Auf Anfrage von buchreport bestätigt der Geschäftsführer von Tokyopop Deutschland, Joachim Kaps, dass in den USA mindestens sechs Personen entlassen werden müssen. „Wir sind ausgesprochen traurig und bedauern, was in den USA passiert“, so Kaps. Von den Entwicklungen sei der deutsche Verlag – der trotz gemeinsamer Firmierung inhaltlich und  finanziell unabhängig ist – jedoch nicht betroffen. „Im Gegenteil: Wir haben gerade vier neue Leute eingestellt.“

Auch die amerikanischen Kollegen blicken nach Auskunft von US-Kollege Levy optimistisch in die Zukunft. Momentan baue der amerikanische Verlag intensiv den digitalen Bereich aus und experimentiere mit unterschiedlichen Publikationsformen, von Film über Internet bis hin zu Apps auf Smartphones.

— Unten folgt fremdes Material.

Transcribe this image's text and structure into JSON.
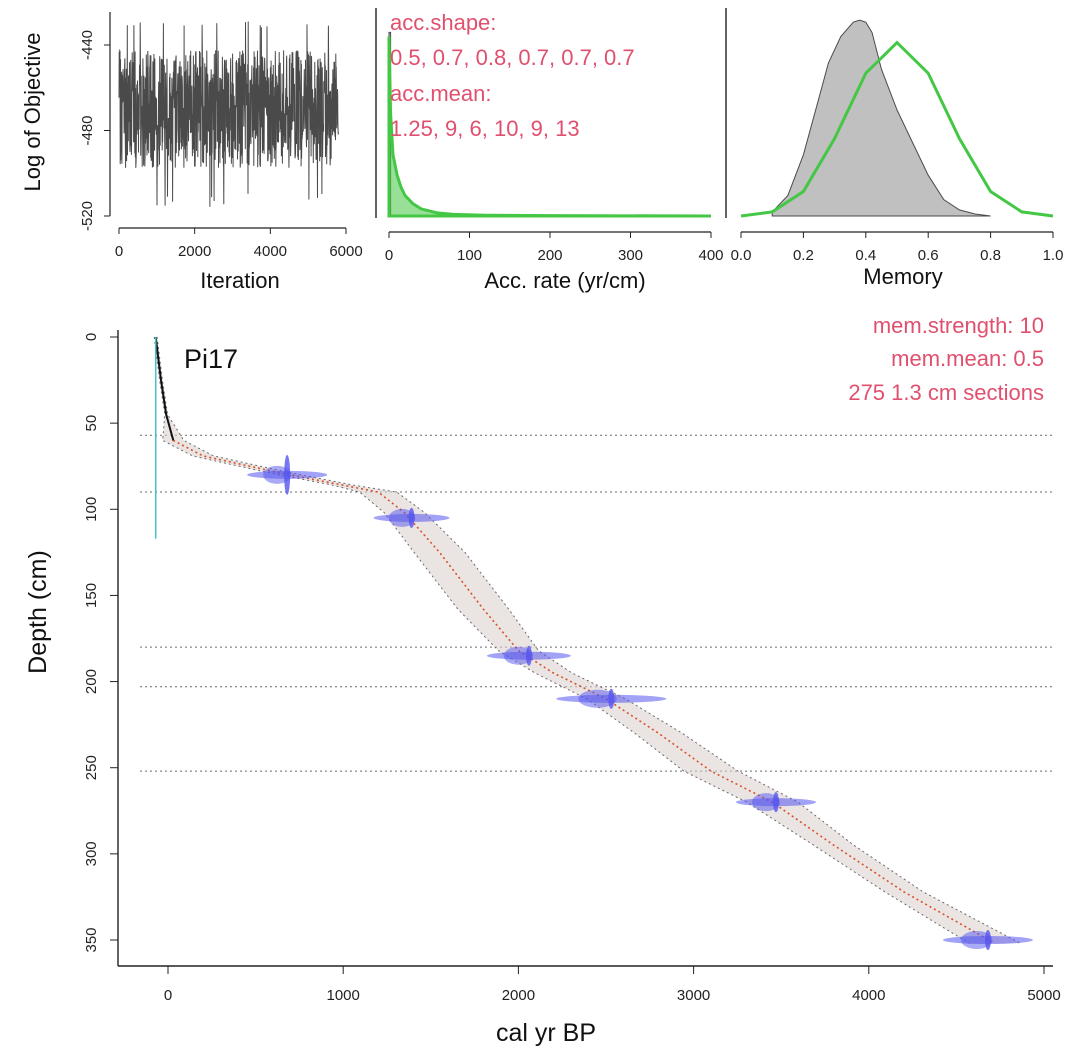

Diese Entwicklungen würden zwar auch in Deutschland sehr genau beobachtet, „dennoch gehen wir bewusst kleinere Schritte im digitalen Bereich als die amerikanischen Kollegen“, erzählt Kaps. Noch sei der deutsche Markt nicht so weit. Doch auch in Amerika sei der digitale Bereich noch nicht so bedeutend, wie vielfach angenommen werde.